Tra «Unione Europea e Regno Unito non ci sarà un divorzio consensuale, ma non c'è stata neppure una grande storia d'amore», ha detto ieri il presidente della Commissione in un'intervista alla tv pubblica tedesca Ard. Nei nuovi, difficili, equilibri, che si immaginano nell'Europa a 27, il suo ruolo di fervente partigiano di una maggiore integrazione è per ora quello più in bilico. Non invitato a Berlino da Merkel con Hollande, Renzi e Tusk, Juncker ha subito chiarito che «l'Europa non sarà determinata in futuro da nessun altro trio, così come non è stata determinata dalla Gran Bretagna».

 

Rischia però di essere sempre più determinata dalla Germania, ormai abbandonata dal suo alleato più liberal, alle prese con una Francia che considera troppo debole, fiaccata da terrorismo, scioperi, finanze traballanti e le prossime elezioni, tra meno di un anno.
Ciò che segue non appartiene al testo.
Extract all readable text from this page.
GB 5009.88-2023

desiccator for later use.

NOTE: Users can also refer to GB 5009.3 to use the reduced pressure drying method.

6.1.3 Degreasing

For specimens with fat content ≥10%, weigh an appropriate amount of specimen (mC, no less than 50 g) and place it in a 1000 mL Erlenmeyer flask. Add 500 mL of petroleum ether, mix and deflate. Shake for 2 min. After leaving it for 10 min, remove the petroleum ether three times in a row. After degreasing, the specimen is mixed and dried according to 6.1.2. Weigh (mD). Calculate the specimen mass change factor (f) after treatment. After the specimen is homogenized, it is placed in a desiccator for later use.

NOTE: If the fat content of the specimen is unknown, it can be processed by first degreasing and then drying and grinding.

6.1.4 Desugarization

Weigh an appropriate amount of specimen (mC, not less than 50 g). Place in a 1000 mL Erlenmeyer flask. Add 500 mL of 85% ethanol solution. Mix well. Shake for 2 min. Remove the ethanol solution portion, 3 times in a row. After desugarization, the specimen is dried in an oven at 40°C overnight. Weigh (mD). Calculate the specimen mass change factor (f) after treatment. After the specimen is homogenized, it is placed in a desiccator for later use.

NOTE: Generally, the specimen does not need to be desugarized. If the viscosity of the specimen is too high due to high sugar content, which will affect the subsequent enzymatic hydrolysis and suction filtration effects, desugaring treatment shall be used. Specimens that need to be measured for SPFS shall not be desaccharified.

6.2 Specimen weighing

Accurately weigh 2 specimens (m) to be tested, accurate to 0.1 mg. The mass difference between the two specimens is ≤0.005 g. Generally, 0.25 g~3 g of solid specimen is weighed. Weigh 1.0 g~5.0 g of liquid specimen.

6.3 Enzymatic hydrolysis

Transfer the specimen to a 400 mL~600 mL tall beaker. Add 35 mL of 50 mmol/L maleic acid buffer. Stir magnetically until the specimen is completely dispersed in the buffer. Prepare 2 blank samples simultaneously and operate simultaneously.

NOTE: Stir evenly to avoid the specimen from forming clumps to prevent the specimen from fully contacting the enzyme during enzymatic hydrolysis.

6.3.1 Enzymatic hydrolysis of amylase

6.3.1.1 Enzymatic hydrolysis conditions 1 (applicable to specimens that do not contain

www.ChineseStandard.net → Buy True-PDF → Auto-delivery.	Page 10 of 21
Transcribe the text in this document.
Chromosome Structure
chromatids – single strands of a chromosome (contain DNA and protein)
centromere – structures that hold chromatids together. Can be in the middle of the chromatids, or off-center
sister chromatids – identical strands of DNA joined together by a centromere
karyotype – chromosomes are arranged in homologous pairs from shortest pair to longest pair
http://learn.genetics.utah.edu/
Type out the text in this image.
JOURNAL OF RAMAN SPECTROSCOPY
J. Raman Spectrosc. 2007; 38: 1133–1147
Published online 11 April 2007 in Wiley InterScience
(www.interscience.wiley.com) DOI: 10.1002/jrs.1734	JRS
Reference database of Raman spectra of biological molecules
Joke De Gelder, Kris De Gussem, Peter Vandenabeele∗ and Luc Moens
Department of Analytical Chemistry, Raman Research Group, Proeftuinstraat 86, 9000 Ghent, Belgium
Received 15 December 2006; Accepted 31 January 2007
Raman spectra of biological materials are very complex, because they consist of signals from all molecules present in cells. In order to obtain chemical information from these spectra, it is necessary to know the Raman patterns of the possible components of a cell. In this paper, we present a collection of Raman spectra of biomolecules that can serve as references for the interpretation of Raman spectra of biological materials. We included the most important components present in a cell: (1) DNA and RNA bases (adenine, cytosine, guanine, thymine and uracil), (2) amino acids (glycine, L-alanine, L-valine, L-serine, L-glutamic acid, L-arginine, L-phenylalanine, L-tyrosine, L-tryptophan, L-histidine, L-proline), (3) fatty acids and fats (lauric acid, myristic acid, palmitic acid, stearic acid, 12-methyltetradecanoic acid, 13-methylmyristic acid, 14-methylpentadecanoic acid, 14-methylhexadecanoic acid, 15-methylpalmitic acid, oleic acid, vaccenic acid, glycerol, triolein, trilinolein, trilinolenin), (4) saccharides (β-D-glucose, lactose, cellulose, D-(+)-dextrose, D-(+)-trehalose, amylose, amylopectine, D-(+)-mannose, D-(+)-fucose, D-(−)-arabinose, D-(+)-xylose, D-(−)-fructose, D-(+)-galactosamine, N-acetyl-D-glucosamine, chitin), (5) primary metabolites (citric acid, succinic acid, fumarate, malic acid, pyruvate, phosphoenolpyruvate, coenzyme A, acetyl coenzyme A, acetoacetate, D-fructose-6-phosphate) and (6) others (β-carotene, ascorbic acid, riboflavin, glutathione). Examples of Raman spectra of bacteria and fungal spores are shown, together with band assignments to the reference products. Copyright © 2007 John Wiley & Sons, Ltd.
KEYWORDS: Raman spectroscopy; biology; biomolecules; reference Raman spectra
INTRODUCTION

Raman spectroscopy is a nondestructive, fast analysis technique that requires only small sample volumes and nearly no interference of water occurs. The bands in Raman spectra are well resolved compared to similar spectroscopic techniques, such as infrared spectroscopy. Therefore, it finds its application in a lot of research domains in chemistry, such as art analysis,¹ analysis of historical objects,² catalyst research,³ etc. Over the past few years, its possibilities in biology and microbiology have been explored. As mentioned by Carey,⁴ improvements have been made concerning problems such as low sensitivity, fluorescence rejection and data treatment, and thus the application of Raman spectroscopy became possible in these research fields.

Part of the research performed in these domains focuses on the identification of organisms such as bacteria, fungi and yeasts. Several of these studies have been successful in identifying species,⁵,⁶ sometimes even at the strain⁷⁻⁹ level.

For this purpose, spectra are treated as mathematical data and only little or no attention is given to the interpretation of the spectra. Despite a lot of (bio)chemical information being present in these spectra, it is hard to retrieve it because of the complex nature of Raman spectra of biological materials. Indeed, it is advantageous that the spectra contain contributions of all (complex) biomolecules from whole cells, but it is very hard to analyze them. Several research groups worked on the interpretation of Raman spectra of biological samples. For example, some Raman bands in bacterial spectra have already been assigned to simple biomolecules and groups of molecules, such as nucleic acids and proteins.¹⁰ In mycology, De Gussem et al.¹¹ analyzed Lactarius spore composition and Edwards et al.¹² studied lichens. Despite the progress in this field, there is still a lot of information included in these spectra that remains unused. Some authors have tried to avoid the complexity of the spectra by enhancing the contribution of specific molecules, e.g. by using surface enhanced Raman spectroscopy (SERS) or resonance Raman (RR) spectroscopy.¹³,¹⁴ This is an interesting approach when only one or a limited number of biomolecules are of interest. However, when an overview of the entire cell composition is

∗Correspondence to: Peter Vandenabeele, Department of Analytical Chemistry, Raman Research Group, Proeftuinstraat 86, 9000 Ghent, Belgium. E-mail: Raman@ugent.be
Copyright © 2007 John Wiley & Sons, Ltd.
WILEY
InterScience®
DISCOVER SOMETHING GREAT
A Hollande, che ha letto la Brexit come un invito a «concentrarsi sull'essenziale», a rilanciare «gli investimenti per la crescita e loccupazione» e a «rafforzare la zona euro», Merkel risponde respingendo «le soluzioni rapide e semplici che dividerebbero ancora di più l'Europa». E cerca una mano per trainare quest'Europa più pesante senza gli inglesi: la Francia di Hollande non basta, a Berlino ci sarà anche l'Italia di Renzi.